Punta Toro virus

Virus classification
- (unranked): Virus
- Realm: Riboviria
- Kingdom: Orthornavirae
- Phylum: Negarnaviricota
- Class: Bunyaviricetes
- Order: Hareavirales
- Family: Phenuiviridae
- Genus: Phlebovirus
- Species: Phlebovirus toroense
- Strains: PTV-A; PTV-B;
- Synonyms: Punta Toro phlebovirus;

= Punta Toro virus =

Species of virus

Punta Toro virus is a member of the genus Phlebovirus of the family Phenuiviridae. It was initially isolated from patients in Colombia and two key patients in Panama. Two individual serotypes of PTV were isolated from these patients, PTV-Adames (A) and PTV-Balliet (B), with PTV-A appearing to be more virulent. PTV is considered to be relatively contained to the Americas with no cases being reported outside of this region. Along with a few other human pathogenic phleboviruses, PTV is considered to be a significant virus in terms of public health as little information is known about its clinical effects and with further research underway, PTV could have unforeseen impacts on health and virology.

== Structure ==
PTV possesses many structural characteristics typical of viruses in Phlebovirus.
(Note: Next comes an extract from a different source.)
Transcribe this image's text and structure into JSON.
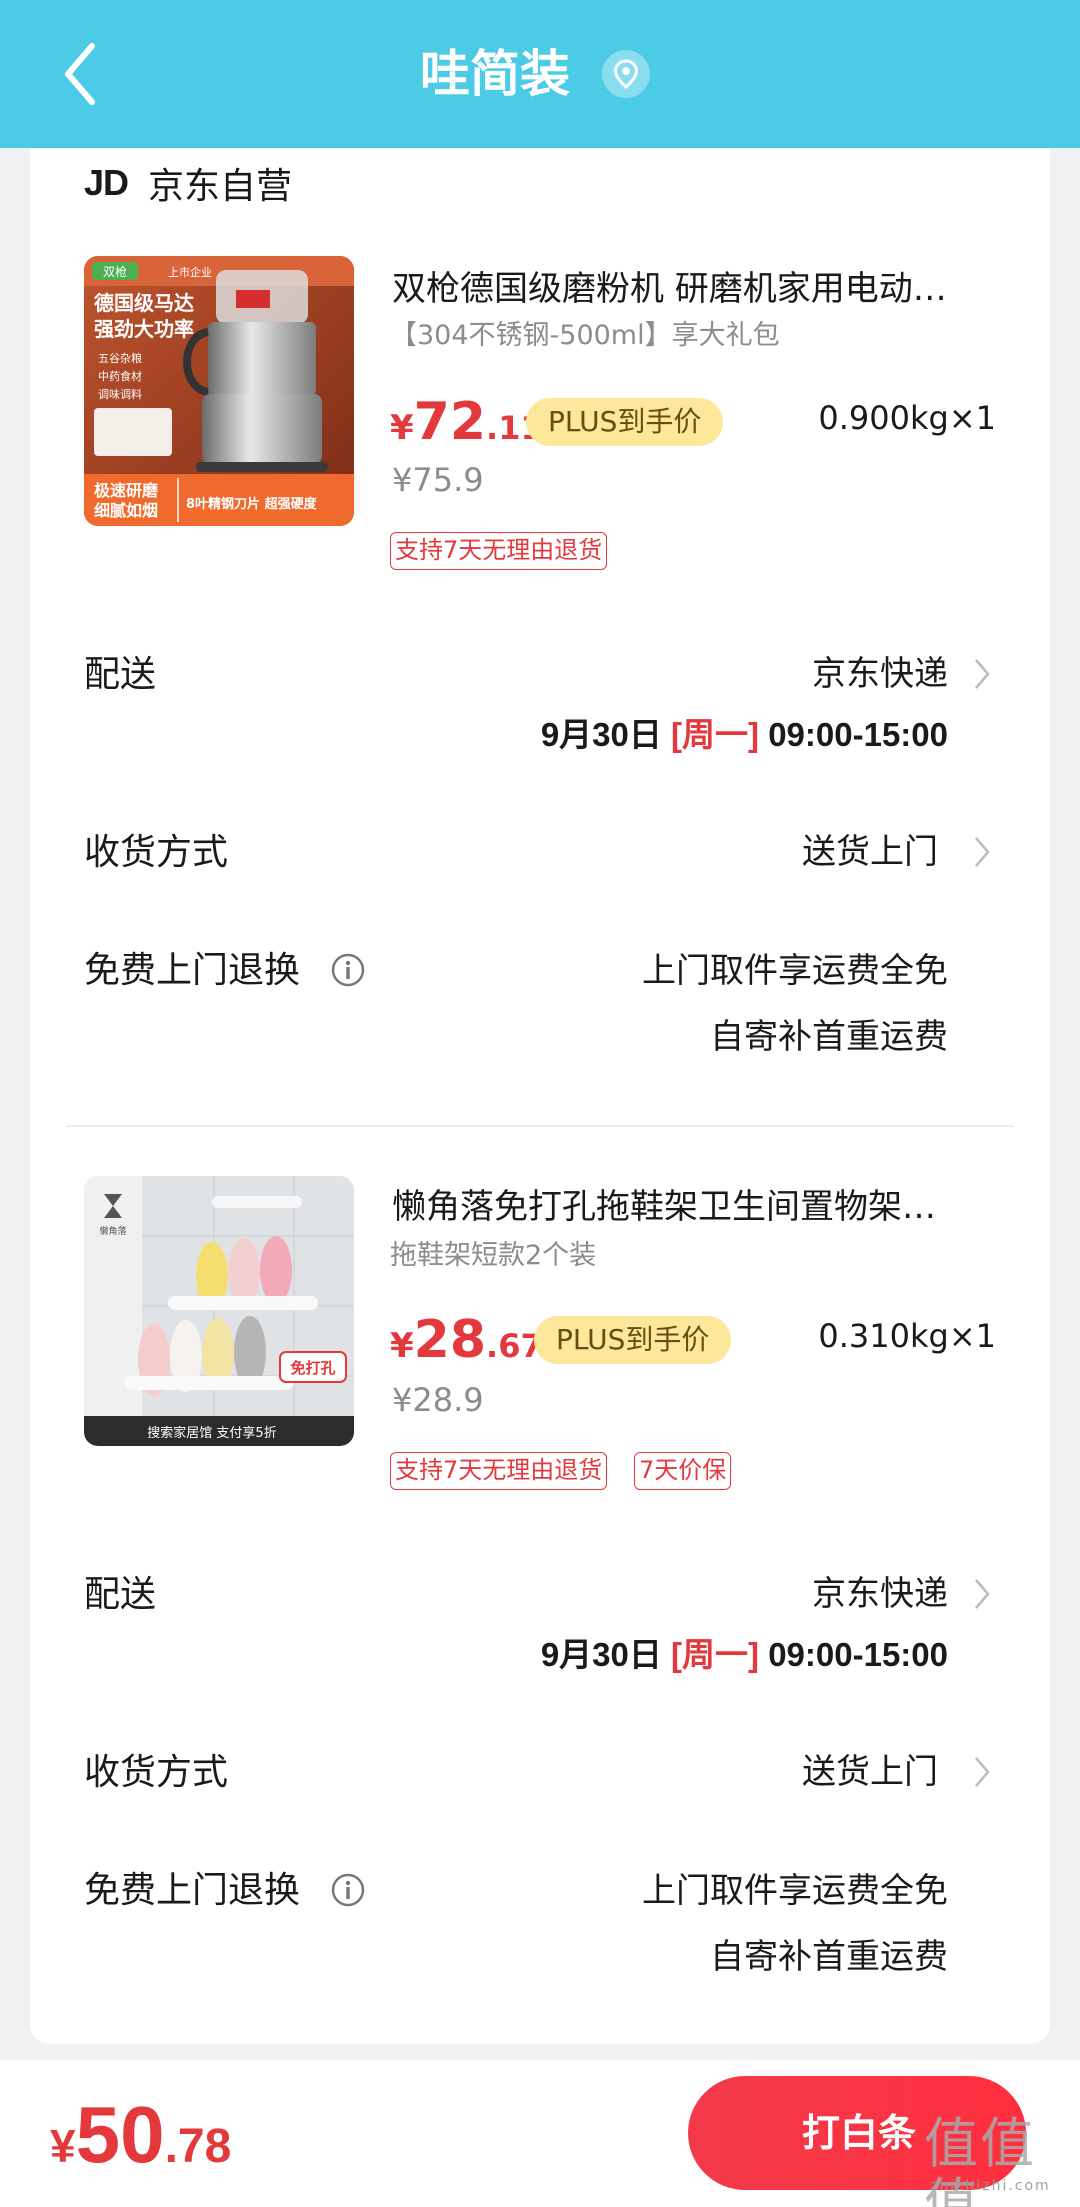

PTV has a helical nucleocapsid as well as an outer envelope. On the viral envelope PTV has two major glycoproteins, Gn and Gc, that function in host-cell binding and entry. Within the genus Phlebovirus, these glycoproteins form a characteristic icosahedral lattice with a triangulation number of T=12. Due to this structure, PTV appears as a relatively spherical particle when viewed in an electron micrograph with a diameter from 80 to 120 nm.

== Genome ==
The genome structure of PTV is negative sense, linear segmented RNA genome. The genome consists of three individual segments or varying length: S (1.7kb), M (3.2kb), and L (6.4kb) that encode for a total of six viral proteins. In terms of gene expression, PTV operates by using a strong hairpin sequence on the terminal end of each segment, coupled with the use of ambisense for the S segment and leaky scanning for the M segment. The process of transcription takes place in the host cell cytoplasm with the use of an RNA-dependent RNA polymerase, and enters replication after enough nucleoprotein has built up to form new intact virus particles.

== Clinical ==
PTV is a member of the phlebotomus fever subgroup of phleboviruses, and as the name suggests, causes an acute febrile illness. Acute febrile illness in humans is characterized by a rapid onset of fever that is often accompanied by secondary symptoms such as a headache, chills, myalgias and arthralgias. This illness will last for about 2–5 days and is not considered to be highly virulent in humans, however, testing in Syrian hamsters has revealed high virulence for the PTV-A serotype and a low virulence for the PTV-B serotype. Although relatively low numbers of human infection with this virus have been reported, the virus is of public health interest and further research will need to be conducted.